A convivência escolar também é apontada como fator positivo. “Muitos pais acreditam que manter a criança em casa até os cinco ou seis anos é o ideal, mas a convivência escolar desde o maternal ou jardim de infância é extremamente benéfica”, afirma.
Além disso, o especialista alerta para o cuidado com os chamados “erros fofos” de fala. “Quando a criança troca letras ou fala com a língua para fora, por exemplo, os pais devem orientar de forma adequada, sem reforçar o erro como se fosse uma gracinha. Isso pode atrasar ainda mais o desenvolvimento da linguagem.”

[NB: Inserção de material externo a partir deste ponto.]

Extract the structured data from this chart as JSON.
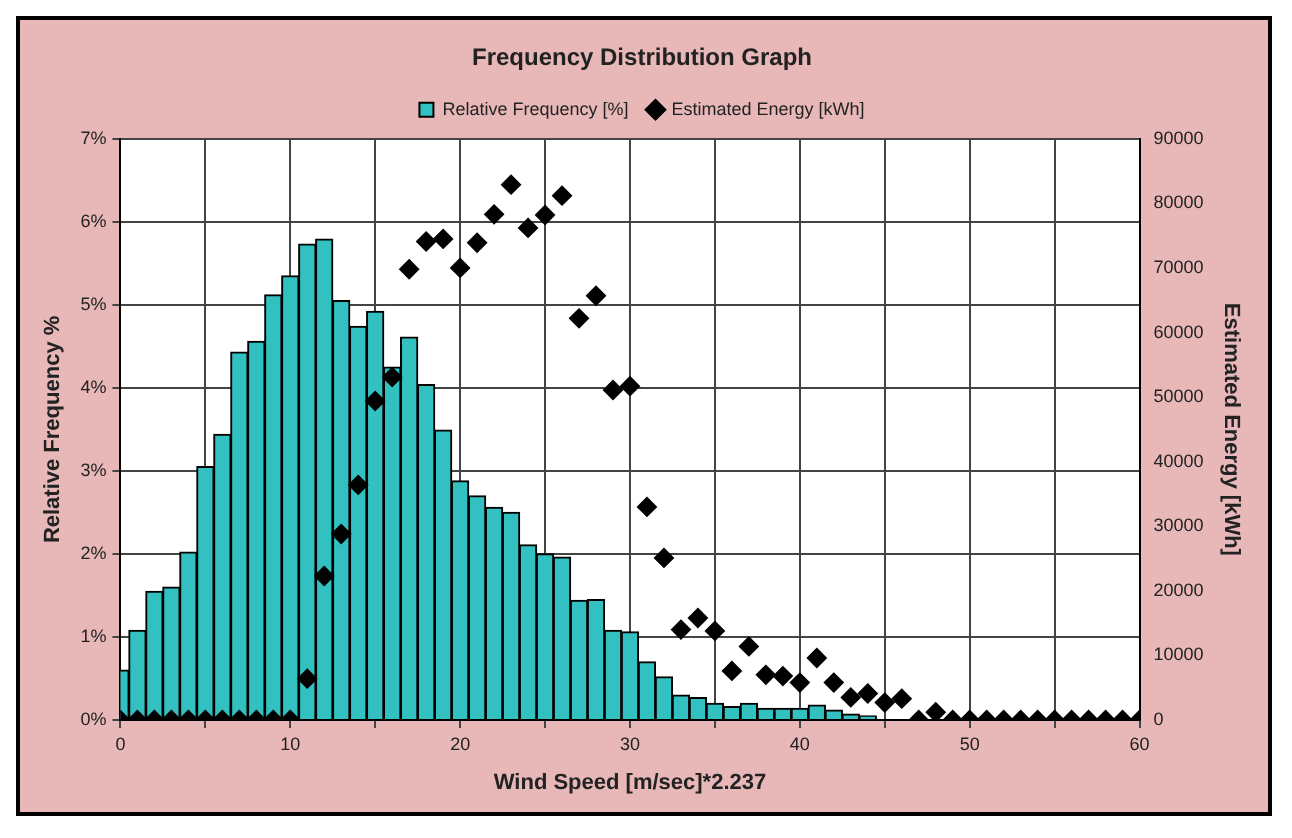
{
  "chart_data": {
    "type": "bar",
    "title": "Frequency Distribution Graph",
    "xlabel": "Wind Speed [m/sec]*2.237",
    "ylabel": "Relative Frequency %",
    "y2label": "Estimated Energy [kWh]",
    "series": [
      {
        "name": "Relative Frequency [%]",
        "color": "#33c0c0",
        "x": [
          0,
          1,
          2,
          3,
          4,
          5,
          6,
          7,
          8,
          9,
          10,
          11,
          12,
          13,
          14,
          15,
          16,
          17,
          18,
          19,
          20,
          21,
          22,
          23,
          24,
          25,
          26,
          27,
          28,
          29,
          30,
          31,
          32,
          33,
          34,
          35,
          36,
          37,
          38,
          39,
          40,
          41,
          42,
          43,
          44
        ],
        "values": [
          0.6,
          1.08,
          1.55,
          1.6,
          2.02,
          3.05,
          3.44,
          4.43,
          4.56,
          5.12,
          5.35,
          5.73,
          5.79,
          5.05,
          4.74,
          4.92,
          4.25,
          4.61,
          4.04,
          3.49,
          2.88,
          2.7,
          2.56,
          2.5,
          2.11,
          2.0,
          1.96,
          1.44,
          1.45,
          1.08,
          1.06,
          0.7,
          0.52,
          0.3,
          0.27,
          0.2,
          0.16,
          0.2,
          0.14,
          0.14,
          0.14,
          0.18,
          0.12,
          0.07,
          0.05
        ]
      },
      {
        "name": "Estimated Energy [kWh]",
        "type": "scatter",
        "axis": "y2",
        "color": "#000000",
        "x": [
          0,
          1,
          2,
          3,
          4,
          5,
          6,
          7,
          8,
          9,
          10,
          11,
          12,
          13,
          14,
          15,
          16,
          17,
          18,
          19,
          20,
          21,
          22,
          23,
          24,
          25,
          26,
          27,
          28,
          29,
          30,
          31,
          32,
          33,
          34,
          35,
          36,
          37,
          38,
          39,
          40,
          41,
          42,
          43,
          44,
          45,
          46,
          47,
          48,
          49,
          50,
          51,
          52,
          53,
          54,
          55,
          56,
          57,
          58,
          59,
          60
        ],
        "values": [
          0,
          0,
          0,
          0,
          0,
          0,
          0,
          0,
          0,
          0,
          0,
          6400,
          22300,
          28800,
          36400,
          49400,
          53100,
          69800,
          74100,
          74500,
          70000,
          73900,
          78300,
          82900,
          76200,
          78200,
          81200,
          62200,
          65700,
          51100,
          51700,
          33000,
          25100,
          14000,
          15800,
          13800,
          7600,
          11400,
          7000,
          6800,
          5800,
          9600,
          5800,
          3500,
          4100,
          2700,
          3300,
          0,
          1200,
          0,
          0,
          0,
          0,
          0,
          0,
          0,
          0,
          0,
          0,
          0,
          0
        ]
      }
    ],
    "xlim": [
      0,
      60
    ],
    "xticks": [
      0,
      {
        "value": 5,
        "label": null
      },
      10,
      {
        "value": 15,
        "label": null
      },
      20,
      {
        "value": 25,
        "label": null
      },
      30,
      {
        "value": 35,
        "label": null
      },
      40,
      {
        "value": 45,
        "label": null
      },
      50,
      {
        "value": 55,
        "label": null
      },
      60
    ],
    "ylim": [
      0,
      7
    ],
    "yticks": [
      {
        "value": 0,
        "label": "0%"
      },
      {
        "value": 1,
        "label": "1%"
      },
      {
        "value": 2,
        "label": "2%"
      },
      {
        "value": 3,
        "label": "3%"
      },
      {
        "value": 4,
        "label": "4%"
      },
      {
        "value": 5,
        "label": "5%"
      },
      {
        "value": 6,
        "label": "6%"
      },
      {
        "value": 7,
        "label": "7%"
      }
    ],
    "y2lim": [
      0,
      90000
    ],
    "y2ticks": [
      0,
      10000,
      20000,
      30000,
      40000,
      50000,
      60000,
      70000,
      80000,
      90000
    ],
    "grid": true,
    "legend": "top",
    "marker": "diamond"
  }
}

Técnicas e terapias para estimular a fala

No tratamento do atraso na fala, Simon utiliza uma série de técnicas que têm como base o estímulo contínuo e personalizado da linguagem. Uma das estratégias é a criação de gravações narradas com a rotina da própria criança, como acordar, tomar café ou ir à escola, e o incentivo para que ela repita frases simples. “Essas gravações podem ser ouvidas em casa, no carro, ou onde for conveniente, sempre com um fundo musical que a criança goste, o que aumenta o engajamento”, explica.

O uso de vídeos, músicas e atividades visuais também faz parte do processo. “Filmo a criança falando e depois comparo com a forma correta de pronúncia, para que ela perceba e aprenda. Isso transforma o aprendizado em algo divertido e eficaz”, diz.
Simon também orienta os pais a tomarem atitudes práticas no dia a dia. “Evitar deixar a criança apenas em casa com cuidadores que não oferecem estímulo verbal e, se possível, matriculá-la em creches ou escolas que promovam a socialização e o uso ativo da linguagem. O convívio com outras crianças e a rotina escolar contribuem muito para o desenvolvimento da fala.”

Em casos de troca de letras como “P” por “B” ou “F” por “V” o especialista trabalha com gravações e vídeos específicos para corrigir esses padrões, sempre com muita interação e paciência. “As crianças respondem muito bem ao uso de recursos audiovisuais. Quando o estímulo é feito com afeto e criatividade, o progresso é notável”, conclui.

O impacto das telas no desenvolvimento da fala

Um dos fatores de risco que mais preocupa os profissionais da saúde infantil é o uso excessivo de telas. Uma pesquisa da Universidade de Toronto revelou que apenas 30 minutos diários de exposição a dispositivos eletrônicos já aumentam em 49% as chances de atraso na fala. Já um estudo publicado no Journal of Psychiatric Research, com mais de 28 mil crianças em idade pré-escolar, apontou que duas ou mais horas por dia de uso de telas dobram o risco de dificuldades de linguagem e aprendizagem.

A explicação está na redução da interação verbal e social que ocorre quando a criança passa muito tempo diante de telas. Sem estímulo direto, como conversas, brincadeiras e contato com outras crianças, o cérebro perde oportunidades valiosas de desenvolver conexões neurais ligadas à comunicação.